Replaçons la question du Seigneur dans son contexte. Il vient de dire à ses disciples que leur cœur ne peut pas être partagé : “Vous ne pouvez pas servir Dieu et les richesses”. Autrement dit, la recherche inquiète de notre subsistance comme la possession des richesses nous empêche d’être tout entiers à Dieu.

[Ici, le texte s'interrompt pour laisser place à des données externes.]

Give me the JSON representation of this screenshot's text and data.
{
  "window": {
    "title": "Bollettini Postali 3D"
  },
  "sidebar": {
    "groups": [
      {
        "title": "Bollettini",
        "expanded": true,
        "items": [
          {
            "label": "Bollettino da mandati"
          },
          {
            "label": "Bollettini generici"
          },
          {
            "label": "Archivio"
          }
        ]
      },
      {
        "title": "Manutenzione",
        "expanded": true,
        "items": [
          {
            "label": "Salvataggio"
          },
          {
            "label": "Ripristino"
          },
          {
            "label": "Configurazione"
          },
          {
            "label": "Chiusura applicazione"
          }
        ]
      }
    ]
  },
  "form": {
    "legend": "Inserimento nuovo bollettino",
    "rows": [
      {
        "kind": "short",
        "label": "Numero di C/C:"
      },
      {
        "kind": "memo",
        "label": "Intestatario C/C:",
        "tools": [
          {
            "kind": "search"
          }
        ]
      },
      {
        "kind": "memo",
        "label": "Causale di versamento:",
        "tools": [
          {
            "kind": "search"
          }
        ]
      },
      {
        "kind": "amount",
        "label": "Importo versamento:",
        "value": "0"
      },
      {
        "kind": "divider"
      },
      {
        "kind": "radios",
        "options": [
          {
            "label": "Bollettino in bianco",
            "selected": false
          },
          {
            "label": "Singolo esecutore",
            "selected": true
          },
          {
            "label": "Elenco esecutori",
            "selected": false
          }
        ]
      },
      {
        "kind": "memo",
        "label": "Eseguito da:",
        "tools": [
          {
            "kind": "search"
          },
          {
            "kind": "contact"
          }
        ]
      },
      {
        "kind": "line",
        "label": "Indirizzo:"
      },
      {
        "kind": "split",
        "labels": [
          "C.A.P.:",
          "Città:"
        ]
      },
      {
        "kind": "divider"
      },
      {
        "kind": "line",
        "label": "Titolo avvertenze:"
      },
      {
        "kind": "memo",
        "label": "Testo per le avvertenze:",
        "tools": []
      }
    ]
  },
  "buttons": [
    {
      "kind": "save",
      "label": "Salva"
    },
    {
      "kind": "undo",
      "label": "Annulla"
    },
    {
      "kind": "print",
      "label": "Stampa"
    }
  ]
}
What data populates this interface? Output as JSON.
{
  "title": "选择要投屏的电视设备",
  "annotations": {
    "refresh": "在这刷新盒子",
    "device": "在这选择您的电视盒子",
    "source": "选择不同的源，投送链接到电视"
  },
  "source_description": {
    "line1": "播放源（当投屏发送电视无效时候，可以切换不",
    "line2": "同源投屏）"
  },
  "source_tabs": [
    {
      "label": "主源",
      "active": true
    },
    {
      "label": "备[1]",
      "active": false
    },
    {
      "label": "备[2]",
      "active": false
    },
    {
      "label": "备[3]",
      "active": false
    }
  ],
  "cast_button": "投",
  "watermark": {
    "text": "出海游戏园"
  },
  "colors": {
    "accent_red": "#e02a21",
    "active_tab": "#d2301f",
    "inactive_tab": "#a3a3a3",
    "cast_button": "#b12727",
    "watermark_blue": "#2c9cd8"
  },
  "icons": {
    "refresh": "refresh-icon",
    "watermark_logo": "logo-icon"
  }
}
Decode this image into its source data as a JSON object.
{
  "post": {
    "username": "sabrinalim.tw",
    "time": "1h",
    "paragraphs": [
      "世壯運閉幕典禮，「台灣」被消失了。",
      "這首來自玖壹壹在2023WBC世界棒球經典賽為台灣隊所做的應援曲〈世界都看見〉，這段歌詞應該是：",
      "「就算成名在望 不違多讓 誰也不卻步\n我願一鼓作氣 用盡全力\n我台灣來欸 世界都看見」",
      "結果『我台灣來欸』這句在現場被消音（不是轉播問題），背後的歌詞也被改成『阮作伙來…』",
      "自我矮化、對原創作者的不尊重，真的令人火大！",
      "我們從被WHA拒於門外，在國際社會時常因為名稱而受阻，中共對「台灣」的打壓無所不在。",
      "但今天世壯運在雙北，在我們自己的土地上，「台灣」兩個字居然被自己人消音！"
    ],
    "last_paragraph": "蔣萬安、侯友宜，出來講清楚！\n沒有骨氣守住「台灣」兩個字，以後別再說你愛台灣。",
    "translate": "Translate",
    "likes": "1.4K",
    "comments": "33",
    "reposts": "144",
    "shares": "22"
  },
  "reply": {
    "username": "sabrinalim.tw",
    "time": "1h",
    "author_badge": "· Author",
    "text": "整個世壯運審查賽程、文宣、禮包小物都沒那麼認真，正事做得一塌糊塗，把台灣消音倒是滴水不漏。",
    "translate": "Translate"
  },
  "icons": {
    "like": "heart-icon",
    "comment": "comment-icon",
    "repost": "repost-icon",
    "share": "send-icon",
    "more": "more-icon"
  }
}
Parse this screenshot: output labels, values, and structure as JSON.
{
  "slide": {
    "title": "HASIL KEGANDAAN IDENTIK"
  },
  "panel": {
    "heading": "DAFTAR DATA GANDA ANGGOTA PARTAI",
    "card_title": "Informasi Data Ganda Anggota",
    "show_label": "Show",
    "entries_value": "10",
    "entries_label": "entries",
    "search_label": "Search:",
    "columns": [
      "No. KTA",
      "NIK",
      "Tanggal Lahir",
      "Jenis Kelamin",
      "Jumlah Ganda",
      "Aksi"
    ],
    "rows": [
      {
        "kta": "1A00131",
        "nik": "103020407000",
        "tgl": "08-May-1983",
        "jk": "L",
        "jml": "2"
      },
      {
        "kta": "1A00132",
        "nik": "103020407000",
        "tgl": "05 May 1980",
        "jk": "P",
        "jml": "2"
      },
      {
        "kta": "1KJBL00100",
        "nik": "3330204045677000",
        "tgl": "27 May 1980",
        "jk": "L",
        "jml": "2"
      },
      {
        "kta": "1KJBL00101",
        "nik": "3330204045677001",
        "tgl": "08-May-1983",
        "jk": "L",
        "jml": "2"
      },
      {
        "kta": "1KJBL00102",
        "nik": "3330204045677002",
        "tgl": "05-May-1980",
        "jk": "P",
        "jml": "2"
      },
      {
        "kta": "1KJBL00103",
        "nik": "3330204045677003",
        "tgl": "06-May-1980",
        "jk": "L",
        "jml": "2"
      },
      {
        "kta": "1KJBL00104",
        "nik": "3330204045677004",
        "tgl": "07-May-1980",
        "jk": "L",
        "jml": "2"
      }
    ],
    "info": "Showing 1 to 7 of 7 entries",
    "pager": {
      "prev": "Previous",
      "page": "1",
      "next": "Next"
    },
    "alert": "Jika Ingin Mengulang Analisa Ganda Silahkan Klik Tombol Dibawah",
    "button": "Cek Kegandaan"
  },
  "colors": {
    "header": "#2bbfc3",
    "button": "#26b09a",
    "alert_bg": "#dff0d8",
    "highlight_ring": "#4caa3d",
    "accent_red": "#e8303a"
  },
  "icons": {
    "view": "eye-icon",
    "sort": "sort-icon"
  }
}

Le Seigneur répond lui-même à sa question en donnant à ses disciples trois motifs de confiance :
1. Puisque la vie est plus que la nourriture qui l’entretient, le corps plus que le vêtement qui le couvre, Dieu qui a donné la vie et veut la conserver, ne donnera-t-il pas le nécessaire ?
2. Observez les moineaux que Dieu nourrit, les lis des champs que Dieu habille. Dieu prend soin de la nature et ce Dieu est votre Père !
3. Le souci ne changera rien à ce que Dieu a fixé pour vous ; personne, par ses inquiétudes, ne peut ajouter une coudée à sa taille ou une heure à sa vie. Dieu, dans sa sagesse, en a déterminé la mesure (Ps. 39. 5).
Alors, inutile d’être inquiet en pensant que Dieu ignore le problème, de se charger de soucis en pensant que nous sommes responsables de trouver une solution. Faisons confiance à Dieu ! Là où la foi s’arrête, l’inquiétude avance ! David l’avait compris : “Au jour où je craindrai, dit-il, je me confierai en toi” (Ps. 56. 3).